Is my implementation/understanding of SUDO flawed?

ian Laing ian.laing at btinternet.com
Sun Feb 24 14:56:05 EST 2002


Hi,

I'm not sure this is appropriate to this group but here's my position (sorry
for the length of this).

OS: AIX 4.3.3  sudo: V1.6.3.6 (downlevel I know but doesn't affect the
position, I think)

We have 24*7 operators who need to be able to stop/start lots of Oracles and
other apps/business
processes and run several bespoke backup scripts. All of which need to run
as root.

We don't want to (but could) make them UID=0 but would rather restrict them
to only being able to
start/stop apps and run those scripts which we want them to run and nothing
else.
The *scripts* to allow them to do that are all in one directory and so I've
downloaded sudo and
permitted them to run as root *everything* in that single directory.

Great... all works as expected... all they can do is run the set of specific
start/stop scripts,
no-more-no-less.

But I've hit 2 fundamental problems with what I'm trying to achieve

1) The start/stop scripts don't sanitise the PATH, so if an operator starts
with a PATH containing
their personal home directory *first* then that is the PATH the scripts use.
They can therefore subvert commands like echo with their own version and
Unix will run that.
Their own echo command can then simply contain a ksh to give them a root
shell.

Solutions would include:
a) explicitly set a know path at the top of every script, OR
b) use absolute paths for every-single command in the script
(/usr/bin/echo), OR
c) set sudo's secure_path setting to override their PATH (but secure_path is
being removed I hear).

The next issue is more of a concern.

2) Many of the start/stop scripts simply call other scripts, which call
other scripts, which call other
scripts and what I'm wondering is, "are any of those writeable by our
operators?"
If they are then there's nothing stopping them adding extra commands to
those lower level scripts
and any of those "sub-scripts" are being run as root.

I was at least hoping to find a parameter/switch/default to at least stop
anyone running a command
via sudo which *directly* allows them to either edit that command or delete
that command and create
their own (ie directory permissions which allow deletion even where file
permissions don't allow update).

If sudo is configured to allow operators to execute as root the commands in
/mydir then I was hoping
some way to tell sudo DON'T LET THEM RUN ANY COMMAND WHICH IS WRITEABLE by
them? but it seems I can't stop that behaviour?

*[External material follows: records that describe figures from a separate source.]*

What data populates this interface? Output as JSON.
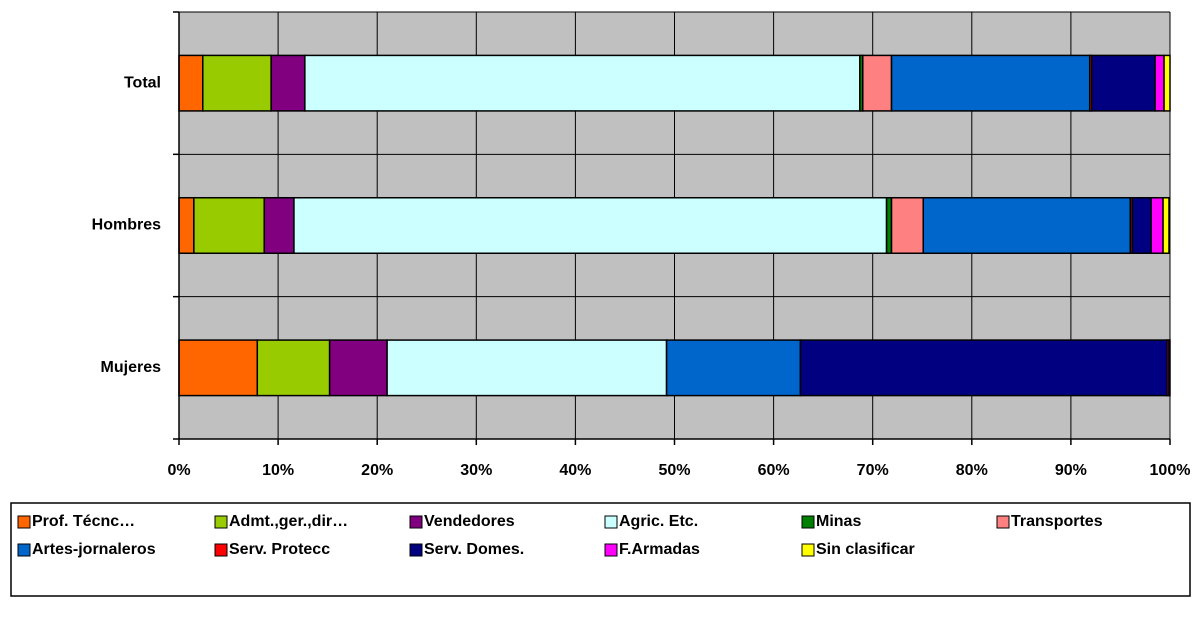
{
  "chart_data": {
    "type": "stacked_barh",
    "categories": [
      "Total",
      "Hombres",
      "Mujeres"
    ],
    "series": [
      {
        "name": "Prof. Técnc…",
        "color": "#ff6600",
        "values": [
          2.4,
          1.5,
          7.9
        ]
      },
      {
        "name": "Admt.,ger.,dir…",
        "color": "#99cc00",
        "values": [
          6.9,
          7.1,
          7.3
        ]
      },
      {
        "name": "Vendedores",
        "color": "#800080",
        "values": [
          3.4,
          3.0,
          5.8
        ]
      },
      {
        "name": "Agric. Etc.",
        "color": "#ccffff",
        "values": [
          56.0,
          59.8,
          28.2
        ]
      },
      {
        "name": "Minas",
        "color": "#008000",
        "values": [
          0.3,
          0.5,
          0
        ]
      },
      {
        "name": "Transportes",
        "color": "#ff8080",
        "values": [
          2.9,
          3.2,
          0
        ]
      },
      {
        "name": "Artes-jornaleros",
        "color": "#0066cc",
        "values": [
          20.0,
          20.9,
          13.5
        ]
      },
      {
        "name": "Serv. Protecc",
        "color": "#ff0000",
        "values": [
          0.2,
          0.2,
          0
        ]
      },
      {
        "name": "Serv. Domes.",
        "color": "#000080",
        "values": [
          6.4,
          1.9,
          37.0
        ]
      },
      {
        "name": "F.Armadas",
        "color": "#ff00ff",
        "values": [
          0.9,
          1.2,
          0.2
        ]
      },
      {
        "name": "Sin clasificar",
        "color": "#ffff00",
        "values": [
          0.6,
          0.6,
          0.1
        ]
      }
    ],
    "xlim": [
      0,
      100
    ],
    "xticks": [
      {
        "value": 0,
        "label": "0%"
      },
      {
        "value": 10,
        "label": "10%"
      },
      {
        "value": 20,
        "label": "20%"
      },
      {
        "value": 30,
        "label": "30%"
      },
      {
        "value": 40,
        "label": "40%"
      },
      {
        "value": 50,
        "label": "50%"
      },
      {
        "value": 60,
        "label": "60%"
      },
      {
        "value": 70,
        "label": "70%"
      },
      {
        "value": 80,
        "label": "80%"
      },
      {
        "value": 90,
        "label": "90%"
      },
      {
        "value": 100,
        "label": "100%"
      }
    ],
    "grid": true,
    "plot_background": "#c0c0c0",
    "legend": "bottom"
  }
}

Solution, I suppose, is to regularly check the file permissions in that
directory, but there is a chance
someone will add a script with "soft" file permissions or the wrong
ownership.

Am I fooling myself that sudo can help in a situation like this - other than
me copying all lower level
scripts into one directory where I can check the contents and file
ownership/permissions.

I strongly suspect the latter, as there is no guarantee that somewhere down
the chain there isn't a script
containing a vi command, a more command, a mail command, a smit command etc
which would allow
a shell escape.

Is is ever "safe" to sudo scripts rather than programs?
Using sudo for our operators is slightly better than giving them UID=0 *but*
it tends to give the
false impression that we have some form of *controlled* delegated  authority
where really we
seem to have very little.

How does everyone else manage to safetly sudo their scripts?